Austin IT services professional, Jason Simons from ICS shares three important steps to help change your execs' behavior.
C-Suite Executives Risk Cybersecurity For All
Over the past few years, just being online is getting to be an even more dangerous place. In 2018 alone, the FBI reported that monetary losses due to cybercrimes in the US nearly doubled over the previous year to $2.7 billion. The total reported losses in 2019 are expected to be even higher, as internet-based crime becomes the fastest-growing category of criminal activity in the nation. The situation is bleaker on a global scale with cybersecurity experts predicting losses to individuals and businesses from online crimes will reach as high as $6 trillion annually by 2021.
Even with this clear indication of the need for companies to do better when it comes to their cybersecurity, C-suite executives continue to engage in high-risk online activities. From a recent survey conducted by Nominet of 400 C-suite executives in the US and the UK concerning cybersecurity issues, it is clear that companies are not doing enough to train their high-level executives about the dangers they face online.
Reducing Online Risks Created By Senior Executives’ Behavior
Although there is no quick solution for eliminating all risks associated with high-level executives interacting online, there are three steps your company can take to start to correct their behavior.
The first step is to make all executives aware of existing cybersecurity dangers.

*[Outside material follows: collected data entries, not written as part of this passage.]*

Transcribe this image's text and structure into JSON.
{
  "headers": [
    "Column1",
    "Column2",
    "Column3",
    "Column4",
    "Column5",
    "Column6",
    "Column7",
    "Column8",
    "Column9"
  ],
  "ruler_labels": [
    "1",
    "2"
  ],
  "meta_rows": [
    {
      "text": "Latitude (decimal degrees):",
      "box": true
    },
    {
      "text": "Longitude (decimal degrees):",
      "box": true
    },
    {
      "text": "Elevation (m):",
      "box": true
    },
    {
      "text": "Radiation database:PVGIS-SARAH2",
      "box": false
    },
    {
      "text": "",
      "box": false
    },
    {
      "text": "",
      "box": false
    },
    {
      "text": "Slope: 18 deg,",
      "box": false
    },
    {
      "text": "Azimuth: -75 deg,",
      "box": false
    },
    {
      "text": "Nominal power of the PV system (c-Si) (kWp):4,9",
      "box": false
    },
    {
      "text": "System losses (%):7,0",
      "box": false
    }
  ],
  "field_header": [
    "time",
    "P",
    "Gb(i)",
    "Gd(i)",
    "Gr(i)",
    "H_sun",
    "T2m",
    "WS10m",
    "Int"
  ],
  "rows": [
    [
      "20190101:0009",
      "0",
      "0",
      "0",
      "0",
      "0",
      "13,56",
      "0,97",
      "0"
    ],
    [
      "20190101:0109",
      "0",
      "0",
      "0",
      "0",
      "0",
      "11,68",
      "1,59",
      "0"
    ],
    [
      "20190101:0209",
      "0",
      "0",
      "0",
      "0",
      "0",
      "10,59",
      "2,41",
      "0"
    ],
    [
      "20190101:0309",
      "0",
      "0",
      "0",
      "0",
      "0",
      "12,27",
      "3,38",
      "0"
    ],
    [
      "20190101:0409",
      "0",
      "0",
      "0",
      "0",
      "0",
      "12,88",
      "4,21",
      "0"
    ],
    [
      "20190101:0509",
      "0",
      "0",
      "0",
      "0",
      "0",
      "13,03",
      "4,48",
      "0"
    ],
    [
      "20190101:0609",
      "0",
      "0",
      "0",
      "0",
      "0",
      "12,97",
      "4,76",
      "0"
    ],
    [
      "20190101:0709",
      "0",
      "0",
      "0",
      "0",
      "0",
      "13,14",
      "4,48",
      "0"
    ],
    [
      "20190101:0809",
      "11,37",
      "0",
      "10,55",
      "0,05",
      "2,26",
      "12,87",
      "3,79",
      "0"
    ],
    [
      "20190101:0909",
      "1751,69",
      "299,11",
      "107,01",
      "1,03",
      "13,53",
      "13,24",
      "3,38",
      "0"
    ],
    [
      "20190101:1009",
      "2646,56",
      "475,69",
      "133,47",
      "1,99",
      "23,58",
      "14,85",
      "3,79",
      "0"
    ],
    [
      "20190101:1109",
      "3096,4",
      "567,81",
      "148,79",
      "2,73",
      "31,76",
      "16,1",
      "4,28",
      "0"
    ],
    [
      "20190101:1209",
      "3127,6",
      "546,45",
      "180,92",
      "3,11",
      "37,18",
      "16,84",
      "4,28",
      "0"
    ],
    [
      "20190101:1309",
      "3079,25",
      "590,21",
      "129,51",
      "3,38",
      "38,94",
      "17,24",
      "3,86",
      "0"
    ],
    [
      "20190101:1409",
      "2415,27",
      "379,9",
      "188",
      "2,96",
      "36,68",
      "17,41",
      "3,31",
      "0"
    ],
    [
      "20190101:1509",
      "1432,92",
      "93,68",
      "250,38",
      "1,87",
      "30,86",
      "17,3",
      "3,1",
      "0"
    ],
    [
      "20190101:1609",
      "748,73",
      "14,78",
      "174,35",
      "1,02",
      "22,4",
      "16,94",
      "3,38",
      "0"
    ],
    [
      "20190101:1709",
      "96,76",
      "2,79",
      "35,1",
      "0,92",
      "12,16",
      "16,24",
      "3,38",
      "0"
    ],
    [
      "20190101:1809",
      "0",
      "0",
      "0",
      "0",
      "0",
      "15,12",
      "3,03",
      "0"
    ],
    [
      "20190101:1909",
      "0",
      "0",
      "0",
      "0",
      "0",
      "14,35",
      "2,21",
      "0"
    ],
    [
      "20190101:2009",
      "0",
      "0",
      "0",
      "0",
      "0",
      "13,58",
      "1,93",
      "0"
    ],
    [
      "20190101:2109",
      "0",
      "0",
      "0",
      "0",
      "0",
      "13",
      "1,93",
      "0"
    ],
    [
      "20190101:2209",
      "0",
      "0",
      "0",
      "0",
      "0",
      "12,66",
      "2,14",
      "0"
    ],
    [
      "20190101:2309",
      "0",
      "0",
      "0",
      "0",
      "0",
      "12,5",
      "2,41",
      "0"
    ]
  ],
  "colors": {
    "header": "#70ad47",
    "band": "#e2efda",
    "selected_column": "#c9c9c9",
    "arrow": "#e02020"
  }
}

While most senior executives already have a basic understanding when it comes to online pitfalls, executives readily acknowledge that they lack complete comprehension of the extent of these dangers. In the same Nominet survey from above, three out of four executives admitted they wanted to know more about malware, and over two-thirds of the respondents did not feel confident when it came to their knowledge of phishing scams or ransomware attacks.
The second step is to address the knowledge gaps of C-suite executives when it comes to cybersecurity. High-level executives are popular targets because hackers knowing taking control of one of their online accounts will give them the greatest amount of access. Therefore, executives need to understand how to handle a range of scenarios from cyberstalking to online identity theft that ordinary employees are less likely to encounter. While many companies already have a cybersecurity training program in place for mid and low-level employees, senior executives require an all-together different training program highlighting problems relating to data protection, “whaling,” and social engineering precautions. If your HR or training department doesn’t have experience training C-suite executives in cybersecurity, it is best to bring in an outside expert.
The final step is ensuring high-level executives adhere to all cybersecurity policies already in place. Even after learning about online dangers and how to protect against them, some C-suite executives are the most likely employees not to stick to policies meant to protect the company from cybercrimes. Typical issues involve using personal devices and computers for work-related activities or keeping confidential information secure while traveling. Help keep senior executives on track by periodically reminding them of the importance and the reasoning behind the company’s policies.
Maintaining exceptional cybersecurity at your company is the responsibility of everyone, even the C-suite executives.